Peters acknowledges that the issue was decided against his position in Hitt but
argues the case was wrongly decided. Of course, that's not an argument we can consider
unless the Kansas Supreme Court has given some indication that it is departing from its
earlier decision. State v. Medina, 53 Kan. App. 2d 89, 98, 384 P.3d 26 (2016). We see no
such indication: Our Supreme Court has continued to follow Hitt. See, e.g., State v.
Waller, 299 Kan. 707, 728-29, 328 P.3d 1111 (2014); State v. Harris, 293 Kan. 798, 818,
269 P.3d 820 (2012).
Peters also claims that Hitt is no longer good law in light of the Kansas Supreme
Court's recognition of a constitutional right to a jury trial in juvenile cases in In re L.M.,
286 Kan. 460, 470, 186 P.3d 164 (2008), so his adjudications should not be used to
calculate his criminal-history score. The Kansas Supreme Court rejected that argument in
State v.
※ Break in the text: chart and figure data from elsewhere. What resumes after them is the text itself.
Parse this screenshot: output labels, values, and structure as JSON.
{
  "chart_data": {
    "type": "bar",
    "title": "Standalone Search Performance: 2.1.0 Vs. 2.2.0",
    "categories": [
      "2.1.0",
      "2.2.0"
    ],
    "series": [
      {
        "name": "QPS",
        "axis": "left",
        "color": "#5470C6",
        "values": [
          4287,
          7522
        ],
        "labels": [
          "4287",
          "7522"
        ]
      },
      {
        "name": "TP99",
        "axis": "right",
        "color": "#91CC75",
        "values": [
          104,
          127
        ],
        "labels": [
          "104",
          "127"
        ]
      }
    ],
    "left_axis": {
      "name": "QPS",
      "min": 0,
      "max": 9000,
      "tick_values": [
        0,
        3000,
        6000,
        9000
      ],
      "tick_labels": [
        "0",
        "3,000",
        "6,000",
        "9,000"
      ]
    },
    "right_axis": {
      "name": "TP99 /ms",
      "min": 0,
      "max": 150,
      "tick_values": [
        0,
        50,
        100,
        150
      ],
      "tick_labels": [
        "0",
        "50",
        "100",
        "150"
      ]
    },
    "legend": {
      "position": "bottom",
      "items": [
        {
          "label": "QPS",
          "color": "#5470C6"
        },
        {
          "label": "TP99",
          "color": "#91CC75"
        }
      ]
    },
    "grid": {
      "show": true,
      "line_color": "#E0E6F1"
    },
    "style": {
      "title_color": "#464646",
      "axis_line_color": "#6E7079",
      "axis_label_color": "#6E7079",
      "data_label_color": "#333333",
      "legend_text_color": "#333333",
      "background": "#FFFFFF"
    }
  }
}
Fischer, 288 Kan. 470, 473, 475, 203 P.3d 1269 (2009). Fischer held that Hitt
remained valid for all juvenile adjudications that were final on June 20, 2008, the date In
re L.M. was filed. 288 Kan. at 475. The court recognized that at the time the defendant
was adjudicated, she had "received all of the process she was due and was afforded all of
the constitutional protections then required in such proceedings." 288 Kan. at 475.
Because Peters' juvenile adjudications were final long before June 20, 2008, Hitt applied
to his case. Accordingly, the district court properly considered Peters' juvenile
adjudications in calculating his criminal-history score and did not violate Peters'
constitutional rights.
We affirm the district court's judgment.